De repente, todos estábamos tristes. Incluso la desafiante Lidia había entristecido.

– ¿Qué les pasa a todos ustedes? -pregunté con tono conviviente-. ¿De qué final están hablando?

– Yo creo que todos saben de qué final se trata -manifestó Néstor-. Últimamente he estado experimentando sentimientos extraños. Algo nos llama. Y no nos dejamos ir como deberíamos. Nos aferramos.

Pablito tuvo un verdadero momento de galantería y apuntó que la Gorda era la única entre ellos que no se aferraba a nada. El resto, me aseguró, eran egoístas casi irremediables.

– El nagual Juan Matus nos dijo que cuando sea el momento de irnos de este mundo tendremos un signo -planteó Néstor-. Algo que en verdad nos guste nos saldrá al paso para llevarnos.

– Dijo que no tiene que ser nada grandioso -añadió Benigno-. Cualquier cosilla que nos guste será suficiente.

– Para mí, el signo aparecerá con la forma de los soldaditos de plomo que nunca tuve -me dijo Néstor-. Una hilera de húsares a caballo vendrá para llevarme. ¿Qué será en tu caso?

Recordé que una vez don Juan me había dicho que la muerte se escondía detrás de cualquier cosa imaginable, incluso detrás de un punto en mi cuaderno de notas. Me dio luego la metáfora definitiva de mi muerte. Yo le había dicho que una vez caminando por el Hollywood Boulevard, en Los Ángeles, había oído el sonido de una trompeta que tocaba una vieja, idiota tonada popular.
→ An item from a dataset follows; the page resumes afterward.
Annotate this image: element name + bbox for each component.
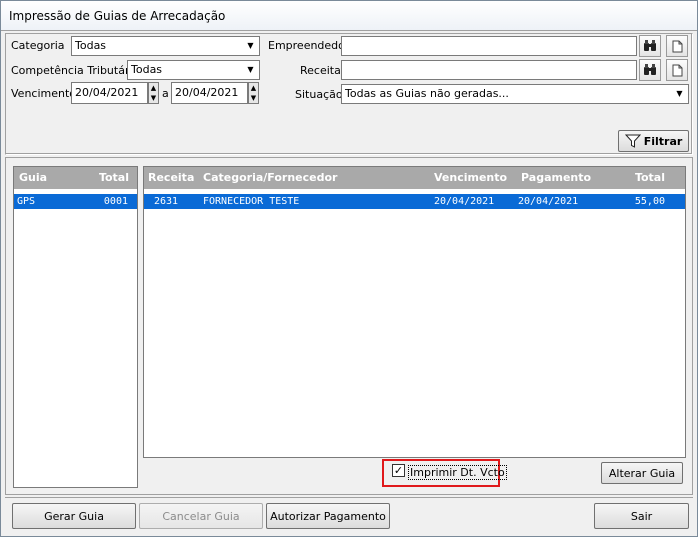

La música venía de una tienda de discos al otro lado de la calle. Nunca antes había oído yo un sonido tan hermoso. Quedé extasiado con él. Me tuve que sentar en la acera. El límpido sonido metálico de esa trompeta se colaba directo a mi cerebro. Lo sentí por encima de mi sien derecha. Me apaciguó hasta que me embriagué con él. Cuando concluyó supe que nunca habría manera de repetir esa experiencia, y tuve el suficiente desapego para no ir corriendo a la tienda a comprar el disco y un equipo estereofónico en el cual tocarlo.

Don Juan dijo que ése había sido un signo que me fue dado por los poderes que gobiernan el destino de los hombres. Cuando me llegue el momento de dejar el mundo, en cualquier forma que sea, escucharé el mismo sonido de esa trompeta, la misma tonada idiota, el mismo trompetista inigualable.

El día siguiente fue frenético para todos. Parecían tener infinitas cosas que hacer. La Gorda dijo que sus quehaceres eran personales y que tenían que ser ejecutados por cada uno de ellos sin ninguna ayuda. Yo también tenía cosas que hacer. Me sentó muy bien quedarme solo. Manejé hasta el pueblo cercano que me había perturbado tanto. Fui directo a la casa que nos fascinara. Toqué a la puerta. Una señora abrió. Le inventé la historia de que yo, de niño, viví en esa casa y que quería verla de nuevo. La señora era muy gentil. Me dejó recorrer la casa, disculpándose reiteradamente por un inexistente desorden.